Passage obligé au point infos, où une très sympathique hôtesse nous a réservé l‘attraction du lendemain, fort plébiscité par les touristes : le Whale Watch (Observation des baleines), et nous a conseillé un accès internet gratuit où nous avons pu nous reconnecter au monde et redonner signe de vie sur le blog !

On the road again, nous avons rejoint Spring Creek, mon futur fief, pour un court repérage, avant de refaire le plein des placards et de l’estomac à Blenheim. Poursuite du périple vers notre cible à baleines : Kaikoura. C’est alors qu’un enchaînement de vignes, de collines et de montagnes nous est apparu ! De grands plissements jaunis, des prés grillés par le soleil…les panneaux de risque d’incendie affichaient d’ailleurs un risque maximum.

Et d’un coup, au loin, entre deux collines, un morceau d’océan Pacifique. Très rapidement nous avons rattrapé la côté Est et l’avons longée un long moment, entre océan à gauche et montagnes à droite. Que de merveilles pour nos petits yeux.

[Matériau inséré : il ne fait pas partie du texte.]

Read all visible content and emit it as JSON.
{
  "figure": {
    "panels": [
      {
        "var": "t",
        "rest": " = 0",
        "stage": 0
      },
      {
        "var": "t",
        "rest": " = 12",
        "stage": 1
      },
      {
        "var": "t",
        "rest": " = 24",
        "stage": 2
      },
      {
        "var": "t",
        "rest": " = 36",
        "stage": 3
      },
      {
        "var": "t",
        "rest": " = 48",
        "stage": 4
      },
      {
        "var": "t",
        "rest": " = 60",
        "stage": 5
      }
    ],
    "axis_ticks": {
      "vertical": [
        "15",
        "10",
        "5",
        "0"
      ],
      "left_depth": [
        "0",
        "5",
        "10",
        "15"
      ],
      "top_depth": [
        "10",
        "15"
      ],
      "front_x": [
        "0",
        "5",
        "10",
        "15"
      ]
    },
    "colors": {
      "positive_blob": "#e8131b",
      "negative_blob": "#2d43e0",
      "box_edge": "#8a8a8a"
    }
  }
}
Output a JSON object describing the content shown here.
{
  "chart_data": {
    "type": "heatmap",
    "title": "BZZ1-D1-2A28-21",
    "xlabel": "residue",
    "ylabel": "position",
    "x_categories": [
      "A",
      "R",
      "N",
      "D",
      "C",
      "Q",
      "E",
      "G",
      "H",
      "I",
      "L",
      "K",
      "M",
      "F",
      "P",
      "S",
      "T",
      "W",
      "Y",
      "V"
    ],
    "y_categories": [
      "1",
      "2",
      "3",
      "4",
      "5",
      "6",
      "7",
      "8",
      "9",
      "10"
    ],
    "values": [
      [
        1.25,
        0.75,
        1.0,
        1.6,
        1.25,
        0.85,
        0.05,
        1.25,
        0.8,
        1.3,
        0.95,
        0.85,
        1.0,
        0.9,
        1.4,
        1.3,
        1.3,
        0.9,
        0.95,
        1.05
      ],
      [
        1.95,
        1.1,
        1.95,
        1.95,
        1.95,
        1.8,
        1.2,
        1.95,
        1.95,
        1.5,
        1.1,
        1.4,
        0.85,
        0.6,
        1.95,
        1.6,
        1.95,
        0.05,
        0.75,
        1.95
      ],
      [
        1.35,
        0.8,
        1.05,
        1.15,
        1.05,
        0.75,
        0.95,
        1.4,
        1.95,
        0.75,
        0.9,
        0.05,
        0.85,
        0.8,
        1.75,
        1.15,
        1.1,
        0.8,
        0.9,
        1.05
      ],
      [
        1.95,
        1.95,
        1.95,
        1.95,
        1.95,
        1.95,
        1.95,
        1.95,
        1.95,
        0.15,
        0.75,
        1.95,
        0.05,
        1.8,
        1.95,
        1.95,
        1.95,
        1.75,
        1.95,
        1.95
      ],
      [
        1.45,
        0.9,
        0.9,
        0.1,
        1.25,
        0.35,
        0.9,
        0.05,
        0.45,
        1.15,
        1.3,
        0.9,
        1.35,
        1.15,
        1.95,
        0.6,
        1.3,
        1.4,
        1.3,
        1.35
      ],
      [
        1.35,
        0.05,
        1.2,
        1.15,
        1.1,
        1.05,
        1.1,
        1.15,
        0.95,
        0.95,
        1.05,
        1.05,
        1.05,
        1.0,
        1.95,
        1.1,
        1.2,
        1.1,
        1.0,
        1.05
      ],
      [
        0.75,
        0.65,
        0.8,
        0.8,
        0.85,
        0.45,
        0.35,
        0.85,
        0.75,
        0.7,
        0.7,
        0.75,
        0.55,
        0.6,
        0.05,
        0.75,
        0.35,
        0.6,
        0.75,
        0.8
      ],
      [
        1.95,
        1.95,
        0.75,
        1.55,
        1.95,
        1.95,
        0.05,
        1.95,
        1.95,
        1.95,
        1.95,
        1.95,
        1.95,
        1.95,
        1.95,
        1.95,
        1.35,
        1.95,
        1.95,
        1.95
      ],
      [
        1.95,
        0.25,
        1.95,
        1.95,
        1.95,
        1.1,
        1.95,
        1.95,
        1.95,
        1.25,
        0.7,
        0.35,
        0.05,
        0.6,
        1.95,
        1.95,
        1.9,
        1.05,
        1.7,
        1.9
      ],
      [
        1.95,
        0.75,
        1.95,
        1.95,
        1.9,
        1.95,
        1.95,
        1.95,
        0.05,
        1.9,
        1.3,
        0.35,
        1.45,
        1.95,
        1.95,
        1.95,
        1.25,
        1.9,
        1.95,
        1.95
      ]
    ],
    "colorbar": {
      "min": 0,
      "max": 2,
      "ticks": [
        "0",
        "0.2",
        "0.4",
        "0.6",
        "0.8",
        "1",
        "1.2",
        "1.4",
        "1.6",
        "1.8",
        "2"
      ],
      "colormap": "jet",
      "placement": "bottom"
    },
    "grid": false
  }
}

Les panneaux touristiques se suivaient, jusqu’à apercevoir l’un d’entre eux nous indiquant la présence de phoques sur les prochains kilomètres. Vince, yeux grands ouverts sur la route et moi, fixés sur les rochers de la côte, il ne nous a pas fallu longtemps avant d’en repérer un ! Arrêt immédiat sur le bord de la route pour finalement en voir une centaine…bonjour la puanteur ! Pouah ! Ca chlingue ces machins ! Pi ça a l’air carrément pataud en se déplaçant !

Arrivée en fin d’après midi au camping, à deux pas de la plage et du Whale Watch. Nous sommes très impatients de faire ce tour en bateau et de voir ces gros mammifères marins !

jeudi 25 février 2010

Wellington, la capitale

Jeudi matin, nous avons vite empaqueté nos petites affaires car il tombait des hallebardes ! En route pour la capitale. Pour une fois, nous n’avons pas pu profiter du paysage bordant la route sous cette pluie battante.

Arrivée à Wellington pour le déjeuner, après 2h30 de trajet. Petite balade ventée sur les quais, dans le port. Nous ne voulions pas trop nous éloigner des embarcadères des ferrys.

Nous en avons donc profité pour visiter le musée de Te Papa Tongarewa, la visite incontournable selon le Petit Futé ! Il est dédié à tout ce qui constitue la Nouvelle-Zélande dans son ensemble, d’un point de vue géographique, géologique, volcanique, historique et culturel. Bref un musée très complet, très instructif…et surtout gratuit !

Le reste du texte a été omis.